Best Buy Co. Inc.'s shares dropped 5.7% in premarket trading on Aug. 29 after the retailer lowered the top end of its revenue guidance but raised its earnings guidance for fiscal 2020. The specialty retailer also posted second quarter earnings that beat analysts' expectations.
For fiscal 2020, the electronics retailer now expects non-GAAP diluted EPS to range between $5.60 and $5.75 compared to its previous projection of $5.45 to $5.65. Total revenue is now expected to be between $43.1 billion and $43.6 billion, compared to the previous forecast range of $42.9 billion to $43.9 billion.
For the third quarter, non-GAAP diluted EPS is expected to be between $1.00 and $1.05, while total revenue is projected to be between $9.65 billion and $9.75 billion. Comparable sales in the third quarter are expected to grow between 0.5% and 1.5%.

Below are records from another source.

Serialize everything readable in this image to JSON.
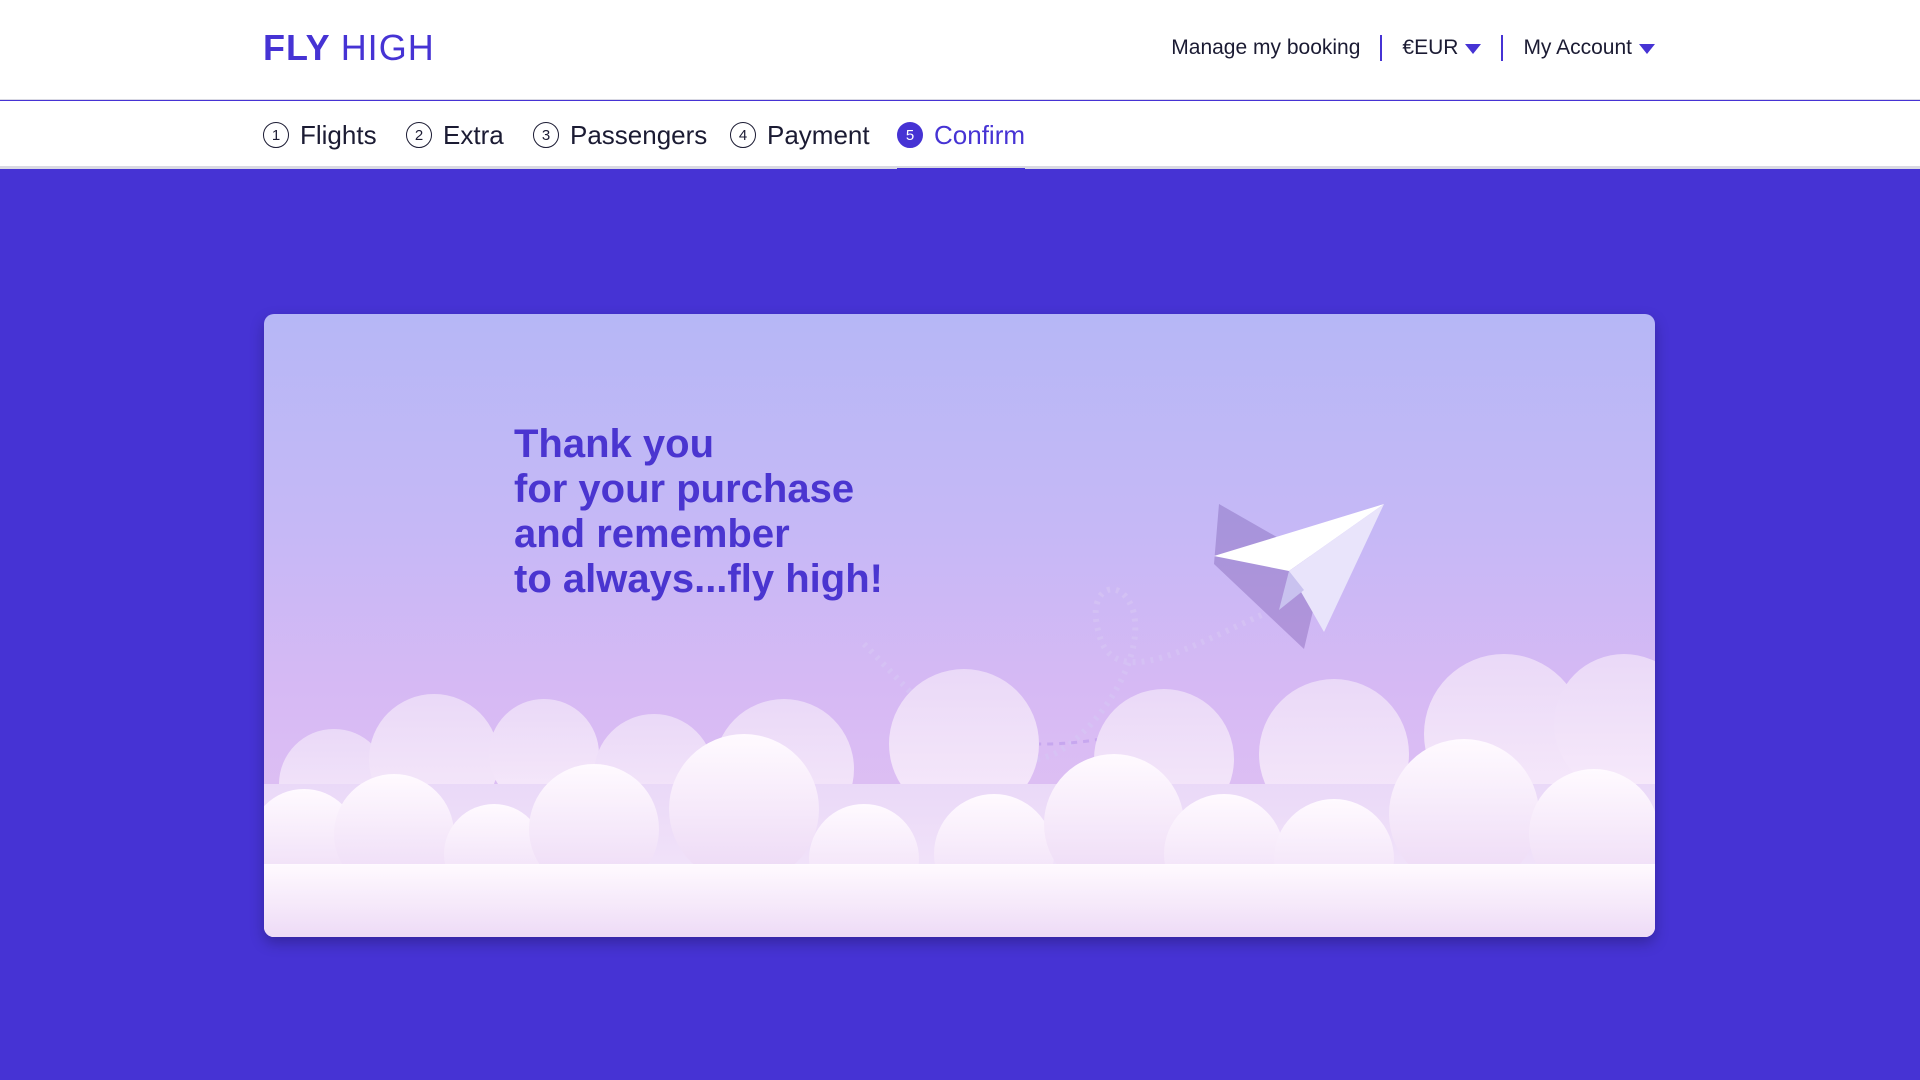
{
  "brand": {
    "bold": "FLY",
    "light": "HIGH",
    "color": "#4633d4"
  },
  "topnav": {
    "manage": "Manage my booking",
    "currency": "€EUR",
    "account": "My Account"
  },
  "steps": [
    {
      "num": "1",
      "label": "Flights"
    },
    {
      "num": "2",
      "label": "Extra"
    },
    {
      "num": "3",
      "label": "Passengers"
    },
    {
      "num": "4",
      "label": "Payment"
    },
    {
      "num": "5",
      "label": "Confirm",
      "active": true
    }
  ],
  "confirmation": {
    "lines": [
      "Thank you",
      "for your purchase",
      "and remember",
      "to always...fly high!"
    ]
  },
  "icons": [
    "caret-down-icon",
    "paper-plane-icon",
    "clouds-illustration"
  ],
  "colors": {
    "accent": "#4633d4",
    "text": "#1b1b33",
    "background": "#4633d4"
  }
}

Best Buy's updated outlook for fiscal 2020 factors in the potential impact of raised tariffs on Chinese imports, the uncertainty of customer buying behavior in the second half of the year and the retailer's first-half performance, CFO Matt Bilunas said in a statement.

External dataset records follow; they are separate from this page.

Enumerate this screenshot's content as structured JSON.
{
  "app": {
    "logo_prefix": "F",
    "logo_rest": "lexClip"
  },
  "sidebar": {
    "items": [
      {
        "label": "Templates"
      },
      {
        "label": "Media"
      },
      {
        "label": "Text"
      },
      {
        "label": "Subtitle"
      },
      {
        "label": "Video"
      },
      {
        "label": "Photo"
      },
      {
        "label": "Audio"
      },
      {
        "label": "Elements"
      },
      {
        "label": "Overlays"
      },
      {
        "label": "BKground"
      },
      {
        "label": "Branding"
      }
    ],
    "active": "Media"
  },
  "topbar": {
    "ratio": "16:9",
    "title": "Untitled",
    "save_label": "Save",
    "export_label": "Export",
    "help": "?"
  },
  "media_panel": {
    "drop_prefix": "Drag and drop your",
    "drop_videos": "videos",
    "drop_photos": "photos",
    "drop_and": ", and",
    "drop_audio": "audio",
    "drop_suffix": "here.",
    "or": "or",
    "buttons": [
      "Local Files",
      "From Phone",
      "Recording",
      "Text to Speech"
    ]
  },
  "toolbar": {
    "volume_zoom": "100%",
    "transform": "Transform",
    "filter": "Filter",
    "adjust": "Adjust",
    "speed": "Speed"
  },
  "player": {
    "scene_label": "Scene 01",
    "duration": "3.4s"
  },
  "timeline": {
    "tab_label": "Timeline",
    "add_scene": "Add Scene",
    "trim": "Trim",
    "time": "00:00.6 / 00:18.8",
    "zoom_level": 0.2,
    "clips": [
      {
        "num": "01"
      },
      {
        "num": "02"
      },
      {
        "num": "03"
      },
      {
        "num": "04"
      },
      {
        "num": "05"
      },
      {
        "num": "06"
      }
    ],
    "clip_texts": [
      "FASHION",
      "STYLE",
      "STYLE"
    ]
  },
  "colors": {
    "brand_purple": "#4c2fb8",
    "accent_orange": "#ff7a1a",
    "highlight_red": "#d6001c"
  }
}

Non-GAAP diluted EPS for the second quarter ended Aug. 3, grew 19% to $1.08 from 91 cents in the year-earlier quarter, beating the mean consensus estimate for normalized EPS of 99 cents, according to data compiled by S&P Global Market Intelligence.
Revenue for the second quarter rose to $9.54 billion from $9.38 billion in the year-earlier quarter, while comparable sales grew 1.6% compared to 6.2% in the year-ago period.
In premarket trading, Best Buy's shares were down 5.7% at $65.07.